The application can detect even tiny tremors under the ground, and it will tell you when the next earthquake may take place. Such an app would be useful for both natives and visitors of the countries with frequent earthquakes.
The information about the tremors is firstly sent to the University of Edinburgh, where the scientists analyze the buildings located nearby. They detect which areas will suffer the most and are able to save the lives of people who are be in those areas.
As the largest number of deaths from earthquakes is happening because people get trapped in collapsed buildings, such a technology can save thousands of lives. The team aims as the cooperation with the government that will send the resources to the buildings to rescue people.
A geophysicist from the geoscience school of the University of Edinburgh has said that the app starts automatically once you plug in a charger. When small earthquakes are registered, the scientists are able to detect the areas that may suffer from the bigger ones.
“For example, in the city of Kathmandu [in Nepal] we know there are some areas that are dangerous because of a soft sediment below buildings but we cannot see that on the surface.”
Professor McCloskey added: “We are not trying to identify when the earthquake will happen but to identify which buildings to target so we can intervene.”
An earthquake killed 8,000 people and injured more than 21,000 in Nepal last year, with many of the victims dying in unprotected buildings.
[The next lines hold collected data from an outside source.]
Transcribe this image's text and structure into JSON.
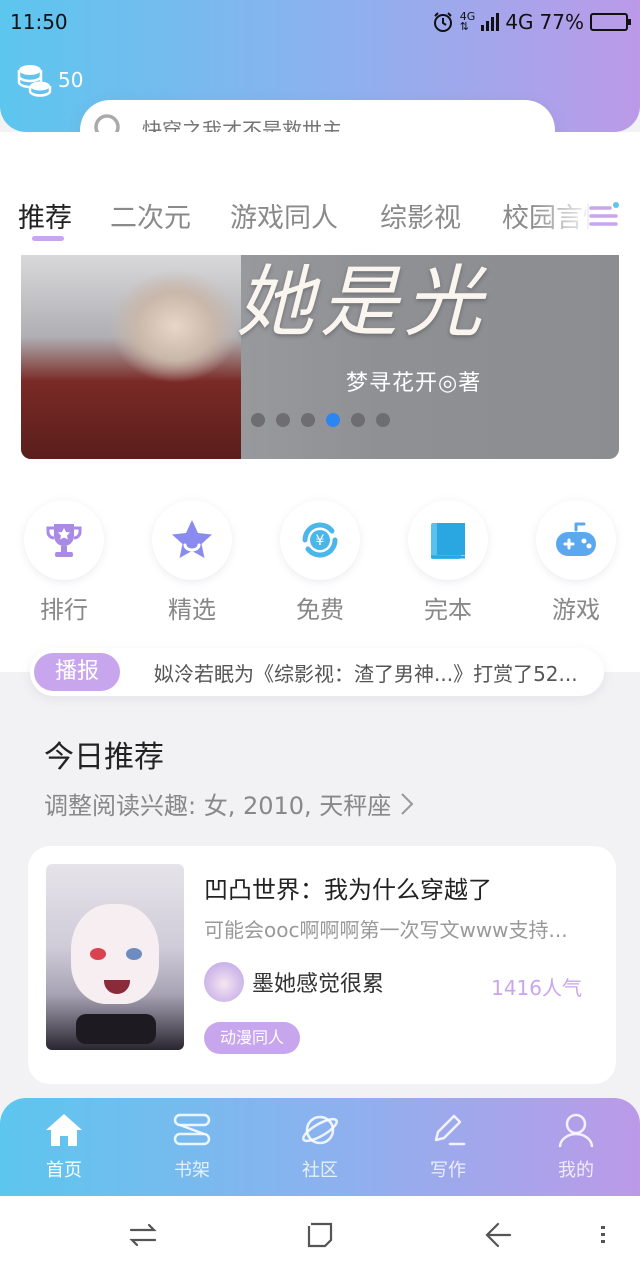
{
  "status_bar": {
    "time": "11:50",
    "network_small_top": "4G",
    "network_small_bottom": "⇅",
    "network": "4G",
    "battery": "77%",
    "battery_level": 0.77
  },
  "header": {
    "coin_count": "50",
    "search_placeholder": "快穿之我才不是救世主"
  },
  "tabs": [
    {
      "label": "推荐",
      "active": true
    },
    {
      "label": "二次元"
    },
    {
      "label": "游戏同人"
    },
    {
      "label": "综影视"
    },
    {
      "label": "校园言情"
    }
  ],
  "banner": {
    "title": "她是光",
    "author": "梦寻花开◎著",
    "dots_count": 6,
    "active_dot": 3
  },
  "categories": [
    {
      "label": "排行",
      "icon": "trophy-icon"
    },
    {
      "label": "精选",
      "icon": "star-icon"
    },
    {
      "label": "免费",
      "icon": "yen-coin-icon"
    },
    {
      "label": "完本",
      "icon": "book-icon"
    },
    {
      "label": "游戏",
      "icon": "gamepad-icon"
    }
  ],
  "broadcast": {
    "badge": "播报",
    "message": "姒泠若眠为《综影视：渣了男神...》打赏了52..."
  },
  "recommend": {
    "title": "今日推荐",
    "subtitle": "调整阅读兴趣: 女, 2010, 天秤座",
    "book": {
      "title": "凹凸世界：我为什么穿越了",
      "description": "可能会ooc啊啊啊第一次写文www支持...",
      "author": "墨她感觉很累",
      "popularity": "1416人气",
      "tag": "动漫同人"
    }
  },
  "bottom_nav": [
    {
      "label": "首页",
      "icon": "home-icon",
      "active": true
    },
    {
      "label": "书架",
      "icon": "bookshelf-icon"
    },
    {
      "label": "社区",
      "icon": "planet-icon"
    },
    {
      "label": "写作",
      "icon": "pen-icon"
    },
    {
      "label": "我的",
      "icon": "user-icon"
    }
  ],
  "colors": {
    "accent": "#c8a6ee",
    "header_start": "#5cc6ee",
    "header_end": "#bb9ae8",
    "active_dot": "#2d86f0"
  }
}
“The ground shaking varies a lot over very short distances,” Professor McCloskey said. “Often when we look at building damage there are two buildings identically constructed next to each other, and one is completely destroyed while the other is fine.
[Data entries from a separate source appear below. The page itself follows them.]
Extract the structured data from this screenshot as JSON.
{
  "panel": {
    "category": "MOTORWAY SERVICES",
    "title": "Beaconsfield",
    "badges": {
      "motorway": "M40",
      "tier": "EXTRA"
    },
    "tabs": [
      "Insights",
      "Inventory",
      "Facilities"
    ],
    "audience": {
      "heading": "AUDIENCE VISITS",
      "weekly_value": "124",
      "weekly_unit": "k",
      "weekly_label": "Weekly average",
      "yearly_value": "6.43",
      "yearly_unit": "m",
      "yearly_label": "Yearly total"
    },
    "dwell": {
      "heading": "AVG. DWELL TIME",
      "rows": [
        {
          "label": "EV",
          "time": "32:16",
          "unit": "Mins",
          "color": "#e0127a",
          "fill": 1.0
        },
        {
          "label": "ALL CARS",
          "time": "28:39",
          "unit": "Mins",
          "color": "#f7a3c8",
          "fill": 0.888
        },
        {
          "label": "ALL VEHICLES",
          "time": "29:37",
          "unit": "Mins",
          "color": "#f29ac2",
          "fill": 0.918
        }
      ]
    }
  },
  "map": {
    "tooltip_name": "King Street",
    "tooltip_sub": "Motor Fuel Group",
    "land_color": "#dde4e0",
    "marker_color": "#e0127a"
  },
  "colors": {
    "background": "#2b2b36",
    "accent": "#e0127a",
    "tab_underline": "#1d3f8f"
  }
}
“The reason is not because the concrete is different but because the ground in different places amplifies the earthquake more.”
The app is being developed in collaboration with the Edinburgh Parallel Computing Centre at the university and could be ready for field work in three years.
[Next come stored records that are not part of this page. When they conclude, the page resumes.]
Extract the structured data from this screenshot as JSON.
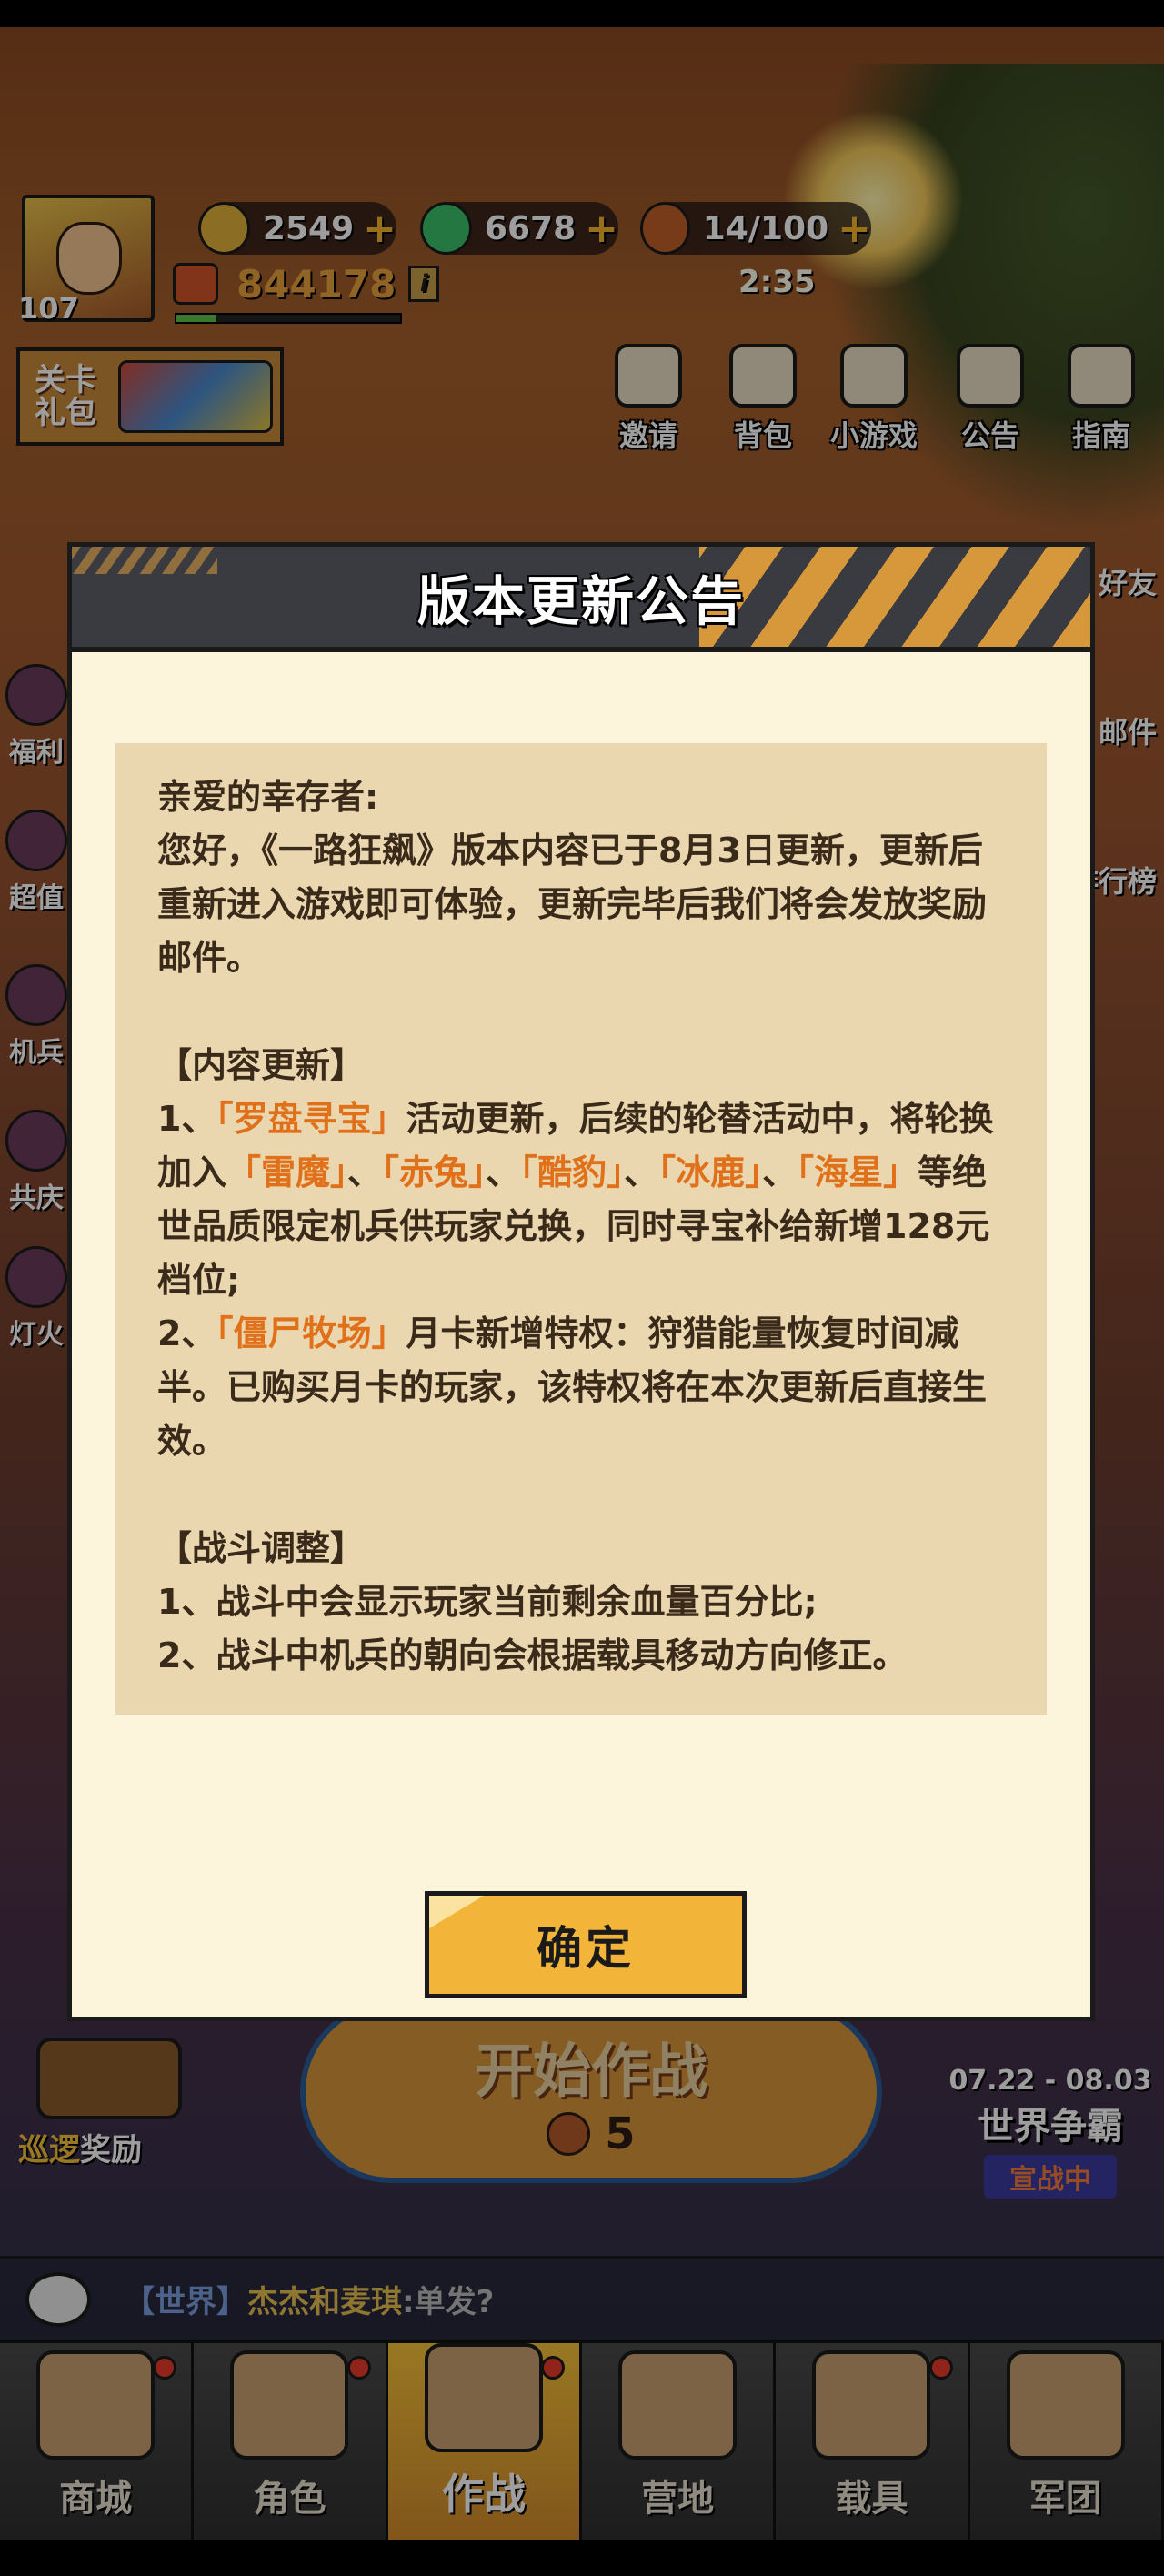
{
  "hud": {
    "level": "107",
    "coins": "2549",
    "gems": "6678",
    "stamina": "14/100",
    "stamina_timer": "2:35",
    "power": "844178",
    "power_info": "i",
    "pack_label": "关卡礼包"
  },
  "top_menu": [
    {
      "label": "邀请"
    },
    {
      "label": "背包"
    },
    {
      "label": "小游戏"
    },
    {
      "label": "公告"
    },
    {
      "label": "指南"
    }
  ],
  "side_left": [
    {
      "label": "福利"
    },
    {
      "label": "超值"
    },
    {
      "label": "机兵"
    },
    {
      "label": "共庆"
    },
    {
      "label": "灯火"
    }
  ],
  "side_right": [
    {
      "label": "好友"
    },
    {
      "label": "邮件"
    },
    {
      "label": "排行榜"
    }
  ],
  "start": {
    "label": "开始作战",
    "cost": "5"
  },
  "patrol": {
    "label": "巡逻",
    "label_sub": "奖励"
  },
  "world_event": {
    "date_range": "07.22 - 08.03",
    "title": "世界争霸",
    "status": "宣战中"
  },
  "chat": {
    "channel": "【世界】",
    "name": "杰杰和麦琪",
    "message": ":单发?"
  },
  "nav": [
    {
      "label": "商城",
      "badge": true
    },
    {
      "label": "角色",
      "badge": true
    },
    {
      "label": "作战",
      "badge": true,
      "active": true
    },
    {
      "label": "营地",
      "badge": false
    },
    {
      "label": "载具",
      "badge": true
    },
    {
      "label": "军团",
      "badge": false
    }
  ],
  "dialog": {
    "title": "版本更新公告",
    "greeting": "亲爱的幸存者:",
    "intro": "您好，《一路狂飙》版本内容已于8月3日更新，更新后重新进入游戏即可体验，更新完毕后我们将会发放奖励邮件。",
    "section1_title": "【内容更新】",
    "item1_prefix": "1、",
    "item1_hl1": "「罗盘寻宝」",
    "item1_text1": "活动更新，后续的轮替活动中，将轮换加入",
    "item1_hl2": "「雷魔」",
    "item1_sep1": "、",
    "item1_hl3": "「赤兔」",
    "item1_sep2": "、",
    "item1_hl4": "「酷豹」",
    "item1_sep3": "、",
    "item1_hl5": "「冰鹿」",
    "item1_sep4": "、",
    "item1_hl6": "「海星」",
    "item1_text2": "等绝世品质限定机兵供玩家兑换，同时寻宝补给新增128元档位;",
    "item2_prefix": "2、",
    "item2_hl1": "「僵尸牧场」",
    "item2_text": "月卡新增特权：狩猎能量恢复时间减半。已购买月卡的玩家，该特权将在本次更新后直接生效。",
    "section2_title": "【战斗调整】",
    "item3": "1、战斗中会显示玩家当前剩余血量百分比;",
    "item4": "2、战斗中机兵的朝向会根据载具移动方向修正。",
    "confirm_label": "确定"
  },
  "colors": {
    "highlight": "#e0701a",
    "dialog_bg": "#fdf4dc",
    "content_bg": "#ead7b0",
    "button": "#f2b53a"
  }
}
“This is a really exciting time for seismologists looking to see the world in a much higher resolution picture,” Professor McCloskey added.
Yesterday scientists at the University of Edinburgh travelled to central Italy to conduct research following the earthquake that claimed 281 lives.
The 6.2-magnitude quake struck last week, levelling three small towns. A series of aftershocks hit the region in the days following the disaster, including one of a preliminary magnitude of 4.7.
The scientists will use seismometers to help to understand the science behind aftershocks.
Professor McCloskey said that the exercise would “make a real difference” to emergency response, adding: “We now know exactly what is needed scientifically, logistically and technologically; we just need to get organised better to do it every time.
“We are actively trying to get funding for this vital work now and hope it will be all in place for the next big earthquake. The rapid response to this earthquake is helping us understand the critical issues.”
Three Britons were among those killed in the earthquake in Italy — Marcos Burnett, 14, and Maria and Will Henniker-Gotley, a married couple.